Simanaitis Says

On cars, old, new and future; science & technology; vintage airplanes, computer flight simulation of them; Sherlockiana; our English language; travel; and other stuff


THE Atlas Obscura website celebrated the 177th birthday yesterday of the word “okay.” The musings of Cara Giaimo, its author, encouraged me to dig into my own shelves.

Briefly, as Cara notes, it was March 23, 1839, that the Boston Morning Post offered the first published use of o.k. to mean “all correct.” Its spoken use has a passel of possible earlier origins, including Choctaw (okeh), Scottish (och aye) and West African Mandinigo (o ke). The word o.k., okay or its equivalent appears in everything from Arabic (حسنا ) to Vietnamese (ôkê).


An ubiquitous button. Image by Maximilian Schönherr.

I like the theory that o.k. sprang from the Boston Abbreviation Fad, linguistic fun that began in the summer of 1838. Other expressions of the BAF were NG for “no go,” SP for “small potatoes” and GT for “gone to Texas.” Wife Dottie tells me that she knew this last phrase as a euphemism for high school girls who temporarily disappeared for a few months.

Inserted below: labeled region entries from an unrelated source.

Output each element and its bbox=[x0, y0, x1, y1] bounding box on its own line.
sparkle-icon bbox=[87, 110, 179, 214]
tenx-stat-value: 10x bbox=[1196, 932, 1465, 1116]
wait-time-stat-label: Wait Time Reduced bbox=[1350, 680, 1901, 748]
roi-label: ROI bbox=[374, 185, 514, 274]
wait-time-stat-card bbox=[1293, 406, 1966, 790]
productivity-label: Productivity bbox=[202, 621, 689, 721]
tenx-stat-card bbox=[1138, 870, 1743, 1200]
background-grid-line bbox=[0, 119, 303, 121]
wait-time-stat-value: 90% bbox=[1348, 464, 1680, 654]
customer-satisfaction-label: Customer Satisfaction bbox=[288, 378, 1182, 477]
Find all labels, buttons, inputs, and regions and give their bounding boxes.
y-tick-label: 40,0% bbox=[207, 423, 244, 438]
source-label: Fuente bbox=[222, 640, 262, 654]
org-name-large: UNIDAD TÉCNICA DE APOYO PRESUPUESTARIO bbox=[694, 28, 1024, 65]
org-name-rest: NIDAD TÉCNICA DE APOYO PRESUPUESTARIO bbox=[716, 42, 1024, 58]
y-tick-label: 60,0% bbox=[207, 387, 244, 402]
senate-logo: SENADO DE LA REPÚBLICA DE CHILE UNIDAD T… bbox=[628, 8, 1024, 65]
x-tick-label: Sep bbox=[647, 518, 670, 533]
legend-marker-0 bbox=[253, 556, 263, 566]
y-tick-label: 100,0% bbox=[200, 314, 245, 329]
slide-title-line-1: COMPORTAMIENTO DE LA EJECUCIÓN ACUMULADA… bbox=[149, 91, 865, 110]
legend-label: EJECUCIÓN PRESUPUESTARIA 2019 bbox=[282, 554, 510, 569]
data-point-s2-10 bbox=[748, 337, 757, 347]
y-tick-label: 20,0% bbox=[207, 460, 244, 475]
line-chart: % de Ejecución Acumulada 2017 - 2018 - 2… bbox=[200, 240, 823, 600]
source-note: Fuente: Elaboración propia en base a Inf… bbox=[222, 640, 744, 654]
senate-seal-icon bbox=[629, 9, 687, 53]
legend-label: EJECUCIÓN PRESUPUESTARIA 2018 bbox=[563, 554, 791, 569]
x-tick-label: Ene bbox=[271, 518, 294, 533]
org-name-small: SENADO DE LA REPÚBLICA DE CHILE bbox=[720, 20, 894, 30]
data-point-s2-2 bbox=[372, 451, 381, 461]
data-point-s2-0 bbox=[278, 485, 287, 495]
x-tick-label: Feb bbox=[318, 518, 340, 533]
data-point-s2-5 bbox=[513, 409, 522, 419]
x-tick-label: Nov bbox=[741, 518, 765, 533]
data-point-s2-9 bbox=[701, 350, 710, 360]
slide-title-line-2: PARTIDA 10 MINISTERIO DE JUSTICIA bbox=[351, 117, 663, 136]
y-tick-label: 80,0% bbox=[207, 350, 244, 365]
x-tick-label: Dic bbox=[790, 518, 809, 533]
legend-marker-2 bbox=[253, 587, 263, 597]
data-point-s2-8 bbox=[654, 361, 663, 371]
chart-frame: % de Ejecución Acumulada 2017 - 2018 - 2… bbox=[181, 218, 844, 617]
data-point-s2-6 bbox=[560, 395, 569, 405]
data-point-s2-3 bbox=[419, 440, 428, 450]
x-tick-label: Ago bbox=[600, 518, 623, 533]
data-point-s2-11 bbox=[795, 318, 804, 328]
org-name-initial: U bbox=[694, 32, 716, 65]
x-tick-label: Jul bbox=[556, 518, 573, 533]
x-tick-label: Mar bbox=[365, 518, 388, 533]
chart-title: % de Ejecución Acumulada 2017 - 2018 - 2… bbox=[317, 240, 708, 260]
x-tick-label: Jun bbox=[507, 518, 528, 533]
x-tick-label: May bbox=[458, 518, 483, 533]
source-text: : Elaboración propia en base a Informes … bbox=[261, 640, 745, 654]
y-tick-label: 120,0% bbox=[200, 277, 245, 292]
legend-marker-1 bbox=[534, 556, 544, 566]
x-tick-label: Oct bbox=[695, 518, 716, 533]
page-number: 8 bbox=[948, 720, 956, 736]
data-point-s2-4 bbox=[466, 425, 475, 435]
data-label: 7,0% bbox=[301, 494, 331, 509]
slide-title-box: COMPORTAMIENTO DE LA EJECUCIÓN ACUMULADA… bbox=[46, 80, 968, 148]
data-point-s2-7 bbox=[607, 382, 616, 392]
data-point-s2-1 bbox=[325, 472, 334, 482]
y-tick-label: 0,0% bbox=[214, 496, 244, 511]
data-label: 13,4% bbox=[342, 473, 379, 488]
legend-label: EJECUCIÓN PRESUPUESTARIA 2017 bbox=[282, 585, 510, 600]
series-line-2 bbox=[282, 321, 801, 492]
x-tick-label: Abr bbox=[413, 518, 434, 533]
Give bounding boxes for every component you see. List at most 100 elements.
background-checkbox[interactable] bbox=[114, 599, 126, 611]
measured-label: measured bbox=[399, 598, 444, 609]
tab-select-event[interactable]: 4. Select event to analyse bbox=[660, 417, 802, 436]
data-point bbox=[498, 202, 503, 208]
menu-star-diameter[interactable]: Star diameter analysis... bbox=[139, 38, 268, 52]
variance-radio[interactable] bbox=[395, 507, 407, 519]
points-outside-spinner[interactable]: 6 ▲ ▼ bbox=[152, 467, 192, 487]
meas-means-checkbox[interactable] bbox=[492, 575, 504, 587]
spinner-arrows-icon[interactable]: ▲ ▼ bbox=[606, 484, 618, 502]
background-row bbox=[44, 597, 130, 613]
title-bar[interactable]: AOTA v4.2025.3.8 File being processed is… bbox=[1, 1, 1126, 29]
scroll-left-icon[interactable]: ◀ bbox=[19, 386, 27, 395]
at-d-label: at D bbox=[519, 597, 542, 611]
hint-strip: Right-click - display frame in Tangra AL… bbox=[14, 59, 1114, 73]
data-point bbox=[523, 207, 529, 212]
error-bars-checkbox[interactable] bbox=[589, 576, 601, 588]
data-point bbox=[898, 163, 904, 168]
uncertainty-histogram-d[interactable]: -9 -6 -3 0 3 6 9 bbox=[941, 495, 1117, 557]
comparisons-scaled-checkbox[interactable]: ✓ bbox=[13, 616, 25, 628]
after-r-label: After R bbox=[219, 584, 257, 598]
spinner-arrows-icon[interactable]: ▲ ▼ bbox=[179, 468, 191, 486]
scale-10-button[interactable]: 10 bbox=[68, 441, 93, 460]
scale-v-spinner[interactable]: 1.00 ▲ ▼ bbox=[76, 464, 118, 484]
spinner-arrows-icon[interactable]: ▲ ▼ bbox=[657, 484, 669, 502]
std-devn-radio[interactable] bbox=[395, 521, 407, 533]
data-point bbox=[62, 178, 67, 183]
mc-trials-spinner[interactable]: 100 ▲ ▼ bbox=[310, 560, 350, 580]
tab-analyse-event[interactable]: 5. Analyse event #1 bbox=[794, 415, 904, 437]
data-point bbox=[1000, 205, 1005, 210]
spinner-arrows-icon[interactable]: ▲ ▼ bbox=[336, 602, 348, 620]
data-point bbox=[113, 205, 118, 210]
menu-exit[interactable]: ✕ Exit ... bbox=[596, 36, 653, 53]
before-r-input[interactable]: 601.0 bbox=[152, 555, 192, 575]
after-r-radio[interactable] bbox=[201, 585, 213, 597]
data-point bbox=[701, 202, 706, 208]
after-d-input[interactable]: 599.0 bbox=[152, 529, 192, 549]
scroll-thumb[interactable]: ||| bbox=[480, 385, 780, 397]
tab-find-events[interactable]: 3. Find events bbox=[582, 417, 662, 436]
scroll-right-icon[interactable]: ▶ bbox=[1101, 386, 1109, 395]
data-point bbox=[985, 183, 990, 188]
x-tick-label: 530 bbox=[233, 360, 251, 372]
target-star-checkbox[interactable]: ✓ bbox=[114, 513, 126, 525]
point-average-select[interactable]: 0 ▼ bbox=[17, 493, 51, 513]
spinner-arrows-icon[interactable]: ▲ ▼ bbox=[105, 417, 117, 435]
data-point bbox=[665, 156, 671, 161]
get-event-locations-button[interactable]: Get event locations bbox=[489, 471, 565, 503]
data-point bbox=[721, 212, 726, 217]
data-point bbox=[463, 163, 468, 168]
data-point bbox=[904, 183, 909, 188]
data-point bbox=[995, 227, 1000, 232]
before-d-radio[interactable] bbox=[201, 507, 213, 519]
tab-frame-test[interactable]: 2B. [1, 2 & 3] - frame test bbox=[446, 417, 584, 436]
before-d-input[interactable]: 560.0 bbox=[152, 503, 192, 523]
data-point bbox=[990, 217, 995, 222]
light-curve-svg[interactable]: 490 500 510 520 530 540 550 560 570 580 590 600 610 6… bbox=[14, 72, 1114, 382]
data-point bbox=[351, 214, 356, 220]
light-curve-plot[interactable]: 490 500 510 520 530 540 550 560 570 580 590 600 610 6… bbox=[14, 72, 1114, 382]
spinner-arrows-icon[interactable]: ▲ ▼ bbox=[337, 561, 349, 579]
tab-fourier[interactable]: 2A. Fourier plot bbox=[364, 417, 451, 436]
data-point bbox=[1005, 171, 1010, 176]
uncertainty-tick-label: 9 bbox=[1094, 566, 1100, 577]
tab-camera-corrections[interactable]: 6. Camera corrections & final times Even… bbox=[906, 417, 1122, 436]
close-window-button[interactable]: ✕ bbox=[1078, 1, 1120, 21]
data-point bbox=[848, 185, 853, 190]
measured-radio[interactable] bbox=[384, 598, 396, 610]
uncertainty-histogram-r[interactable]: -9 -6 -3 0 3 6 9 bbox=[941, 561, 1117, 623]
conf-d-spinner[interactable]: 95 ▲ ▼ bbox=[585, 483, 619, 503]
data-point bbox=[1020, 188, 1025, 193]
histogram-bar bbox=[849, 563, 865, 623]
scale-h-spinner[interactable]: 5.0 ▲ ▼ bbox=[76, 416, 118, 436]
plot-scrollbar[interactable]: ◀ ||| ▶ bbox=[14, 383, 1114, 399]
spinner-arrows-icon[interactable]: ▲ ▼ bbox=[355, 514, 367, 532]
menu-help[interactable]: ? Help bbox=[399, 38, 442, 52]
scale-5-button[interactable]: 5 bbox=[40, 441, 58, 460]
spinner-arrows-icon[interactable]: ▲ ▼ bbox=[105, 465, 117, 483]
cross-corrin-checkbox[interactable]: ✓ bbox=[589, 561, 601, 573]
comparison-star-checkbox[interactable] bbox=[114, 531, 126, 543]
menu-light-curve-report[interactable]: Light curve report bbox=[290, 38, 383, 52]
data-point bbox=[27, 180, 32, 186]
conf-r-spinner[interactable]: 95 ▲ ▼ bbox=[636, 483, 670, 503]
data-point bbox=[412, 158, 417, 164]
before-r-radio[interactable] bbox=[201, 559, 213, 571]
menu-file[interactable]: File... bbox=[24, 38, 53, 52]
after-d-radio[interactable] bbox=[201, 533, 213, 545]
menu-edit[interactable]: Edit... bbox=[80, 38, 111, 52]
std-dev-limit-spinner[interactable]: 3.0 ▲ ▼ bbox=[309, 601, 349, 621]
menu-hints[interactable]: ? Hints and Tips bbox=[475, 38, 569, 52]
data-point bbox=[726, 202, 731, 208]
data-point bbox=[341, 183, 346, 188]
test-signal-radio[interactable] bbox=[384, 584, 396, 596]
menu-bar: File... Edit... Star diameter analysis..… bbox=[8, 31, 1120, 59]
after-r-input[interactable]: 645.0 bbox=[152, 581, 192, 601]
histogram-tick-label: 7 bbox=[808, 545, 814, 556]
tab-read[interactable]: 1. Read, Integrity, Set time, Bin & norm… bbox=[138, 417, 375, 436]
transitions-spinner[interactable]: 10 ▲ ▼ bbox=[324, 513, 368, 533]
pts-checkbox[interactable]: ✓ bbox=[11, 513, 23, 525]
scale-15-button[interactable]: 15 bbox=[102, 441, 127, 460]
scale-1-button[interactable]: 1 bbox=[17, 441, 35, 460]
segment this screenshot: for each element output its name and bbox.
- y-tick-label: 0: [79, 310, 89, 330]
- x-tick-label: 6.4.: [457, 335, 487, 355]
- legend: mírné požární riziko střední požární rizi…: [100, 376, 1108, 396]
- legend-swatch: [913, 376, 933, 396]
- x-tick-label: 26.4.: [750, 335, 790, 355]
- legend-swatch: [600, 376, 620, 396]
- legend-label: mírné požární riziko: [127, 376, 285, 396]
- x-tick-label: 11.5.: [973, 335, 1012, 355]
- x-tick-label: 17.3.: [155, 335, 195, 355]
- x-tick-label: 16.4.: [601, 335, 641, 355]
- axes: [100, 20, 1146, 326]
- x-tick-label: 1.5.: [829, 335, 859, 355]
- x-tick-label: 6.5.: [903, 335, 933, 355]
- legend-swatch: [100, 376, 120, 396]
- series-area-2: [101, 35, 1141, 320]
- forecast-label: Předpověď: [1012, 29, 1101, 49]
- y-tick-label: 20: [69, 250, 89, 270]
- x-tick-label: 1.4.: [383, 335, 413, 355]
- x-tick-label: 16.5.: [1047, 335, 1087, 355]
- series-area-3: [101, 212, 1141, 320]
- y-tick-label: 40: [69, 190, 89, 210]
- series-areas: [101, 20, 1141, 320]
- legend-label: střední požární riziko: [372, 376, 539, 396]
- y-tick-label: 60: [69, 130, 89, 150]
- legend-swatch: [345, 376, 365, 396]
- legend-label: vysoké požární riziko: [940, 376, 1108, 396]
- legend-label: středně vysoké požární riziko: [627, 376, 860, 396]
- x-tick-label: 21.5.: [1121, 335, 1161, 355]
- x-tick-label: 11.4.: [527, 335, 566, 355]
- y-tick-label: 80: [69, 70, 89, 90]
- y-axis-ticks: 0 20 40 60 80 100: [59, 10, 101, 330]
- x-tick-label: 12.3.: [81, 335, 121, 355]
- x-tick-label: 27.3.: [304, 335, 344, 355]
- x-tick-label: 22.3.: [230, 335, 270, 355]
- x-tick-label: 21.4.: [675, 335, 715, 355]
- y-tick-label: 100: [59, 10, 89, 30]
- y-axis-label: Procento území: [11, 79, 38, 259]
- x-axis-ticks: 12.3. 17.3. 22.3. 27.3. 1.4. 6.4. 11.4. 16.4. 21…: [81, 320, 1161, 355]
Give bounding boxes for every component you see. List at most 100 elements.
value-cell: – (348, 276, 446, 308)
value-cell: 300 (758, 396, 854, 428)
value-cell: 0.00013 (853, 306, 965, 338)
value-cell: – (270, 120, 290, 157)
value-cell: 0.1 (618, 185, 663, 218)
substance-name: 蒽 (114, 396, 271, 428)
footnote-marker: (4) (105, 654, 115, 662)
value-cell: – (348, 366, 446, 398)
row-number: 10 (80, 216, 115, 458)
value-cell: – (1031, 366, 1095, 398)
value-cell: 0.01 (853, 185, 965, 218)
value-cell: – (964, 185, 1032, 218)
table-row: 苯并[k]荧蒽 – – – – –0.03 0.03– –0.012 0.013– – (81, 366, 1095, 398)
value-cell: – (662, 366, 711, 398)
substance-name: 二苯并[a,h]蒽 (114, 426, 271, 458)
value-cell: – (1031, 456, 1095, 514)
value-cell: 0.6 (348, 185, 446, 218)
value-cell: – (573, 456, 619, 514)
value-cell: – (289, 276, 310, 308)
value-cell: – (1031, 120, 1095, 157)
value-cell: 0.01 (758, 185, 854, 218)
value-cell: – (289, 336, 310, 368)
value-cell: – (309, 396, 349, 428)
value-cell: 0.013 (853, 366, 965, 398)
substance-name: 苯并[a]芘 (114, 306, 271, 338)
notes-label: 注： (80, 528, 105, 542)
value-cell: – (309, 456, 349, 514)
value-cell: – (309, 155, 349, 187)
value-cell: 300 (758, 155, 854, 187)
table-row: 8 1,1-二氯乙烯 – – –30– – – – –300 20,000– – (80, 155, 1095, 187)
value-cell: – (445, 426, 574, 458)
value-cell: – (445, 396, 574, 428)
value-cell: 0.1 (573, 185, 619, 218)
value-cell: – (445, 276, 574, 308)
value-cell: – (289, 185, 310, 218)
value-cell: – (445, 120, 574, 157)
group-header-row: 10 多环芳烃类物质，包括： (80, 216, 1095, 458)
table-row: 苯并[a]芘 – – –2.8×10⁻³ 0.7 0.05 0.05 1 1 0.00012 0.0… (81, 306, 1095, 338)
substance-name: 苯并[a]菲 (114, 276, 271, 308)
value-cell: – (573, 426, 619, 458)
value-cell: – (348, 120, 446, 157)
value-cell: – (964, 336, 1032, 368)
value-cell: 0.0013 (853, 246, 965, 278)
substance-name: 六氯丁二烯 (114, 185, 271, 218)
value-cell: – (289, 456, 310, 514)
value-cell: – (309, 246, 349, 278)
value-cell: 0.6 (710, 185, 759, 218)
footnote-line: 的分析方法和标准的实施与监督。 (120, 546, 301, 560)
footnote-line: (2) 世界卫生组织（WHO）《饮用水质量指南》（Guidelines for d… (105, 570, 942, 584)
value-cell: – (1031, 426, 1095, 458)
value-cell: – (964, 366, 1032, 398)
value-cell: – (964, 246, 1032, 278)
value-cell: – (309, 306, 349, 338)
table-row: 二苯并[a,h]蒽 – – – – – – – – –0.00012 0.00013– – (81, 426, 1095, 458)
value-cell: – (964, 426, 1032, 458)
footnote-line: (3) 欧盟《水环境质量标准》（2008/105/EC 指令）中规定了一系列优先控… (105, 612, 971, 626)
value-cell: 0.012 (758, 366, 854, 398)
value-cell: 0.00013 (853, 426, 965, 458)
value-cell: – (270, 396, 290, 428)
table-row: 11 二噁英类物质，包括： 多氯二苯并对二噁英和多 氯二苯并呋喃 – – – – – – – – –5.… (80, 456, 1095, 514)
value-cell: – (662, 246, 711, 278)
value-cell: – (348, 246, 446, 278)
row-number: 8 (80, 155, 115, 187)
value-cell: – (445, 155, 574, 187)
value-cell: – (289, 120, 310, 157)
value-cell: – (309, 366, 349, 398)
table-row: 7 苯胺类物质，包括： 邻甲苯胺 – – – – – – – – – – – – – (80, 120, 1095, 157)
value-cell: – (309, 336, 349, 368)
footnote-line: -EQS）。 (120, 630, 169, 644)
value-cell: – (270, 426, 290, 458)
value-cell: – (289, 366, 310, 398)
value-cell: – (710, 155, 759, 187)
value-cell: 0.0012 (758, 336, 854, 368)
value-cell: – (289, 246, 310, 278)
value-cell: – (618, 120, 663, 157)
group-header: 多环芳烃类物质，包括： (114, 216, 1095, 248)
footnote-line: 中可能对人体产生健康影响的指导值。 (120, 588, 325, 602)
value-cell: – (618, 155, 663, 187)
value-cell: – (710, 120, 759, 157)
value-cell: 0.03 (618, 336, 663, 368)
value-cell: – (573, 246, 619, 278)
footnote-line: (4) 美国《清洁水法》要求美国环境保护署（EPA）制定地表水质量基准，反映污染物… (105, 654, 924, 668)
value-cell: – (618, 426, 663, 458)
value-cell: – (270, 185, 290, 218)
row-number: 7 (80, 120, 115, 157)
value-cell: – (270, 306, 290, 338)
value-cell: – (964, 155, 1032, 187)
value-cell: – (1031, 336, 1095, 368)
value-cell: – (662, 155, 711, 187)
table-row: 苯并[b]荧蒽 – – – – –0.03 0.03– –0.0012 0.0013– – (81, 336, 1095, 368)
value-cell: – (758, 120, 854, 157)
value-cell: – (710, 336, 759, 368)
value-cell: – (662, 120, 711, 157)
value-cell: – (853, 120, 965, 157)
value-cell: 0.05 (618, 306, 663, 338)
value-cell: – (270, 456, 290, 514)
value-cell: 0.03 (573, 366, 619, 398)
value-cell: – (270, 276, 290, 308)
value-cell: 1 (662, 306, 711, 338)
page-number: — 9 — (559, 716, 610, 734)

She was naïve enough to believe they really made the trip.

O.K. has a political tie-in too. The 1840 presidential election was one of the first campaigns with razzmatazz. The Democratic candidate and eventual loser was Andrew Jackson’s protégé Martin Van Buren, aka Old Kinderhook after his midstate New York origins. “Vote for OK” was part of his campaign.


Martin Van Buren, 1782 – 1862, aka Old Kinderhook, eighth U.S. president, 1837 – 1841, lost to William Henry Harrison, aka Tippecanoe, in 1840. Image by Mathew Brady.

The Whig party opposition countered by saying OK stood for “all correct,” and that followers of Andrew Jackson just didn’t know how to spell. Not unrelated, in editorial jargon “TK” means something is “to come.”


I searched for o.k. and its variations in the The Compact Edition of the Oxford English Dictionary, 1971. It wasn’t there, though I shouldn’t have been surprised. Paul Temple, my favorite English (fictional) detective, objects to this Americanism whenever it’s uttered by Charlie, the Temple butler/servant/handyman. In full disclosure, Paul could be something of a jerk: He’d say to his wife, “Move over, I’ll drive….”

O.K. is so common an expression in the U.S. that the Dictionary of American underworld lingo, 1947, doesn’t bother listing it as lingo. However, in an addendum for the English underworld, it offers equivalents that would probably be acceptable to Paul Temple: “aces,” “twenty-two carats,” “jake” and “keeno.”


By contrast, The American Thesaurus of Slang, 1950, has a ball with o.k. Included are variations such as “o.k. by me,” “o.k. for my dough,” “o.k., toots” and “o.k. on the blops.” This last one is movie talk, used by the sound engineer when an audio portion is correctly synched with the film.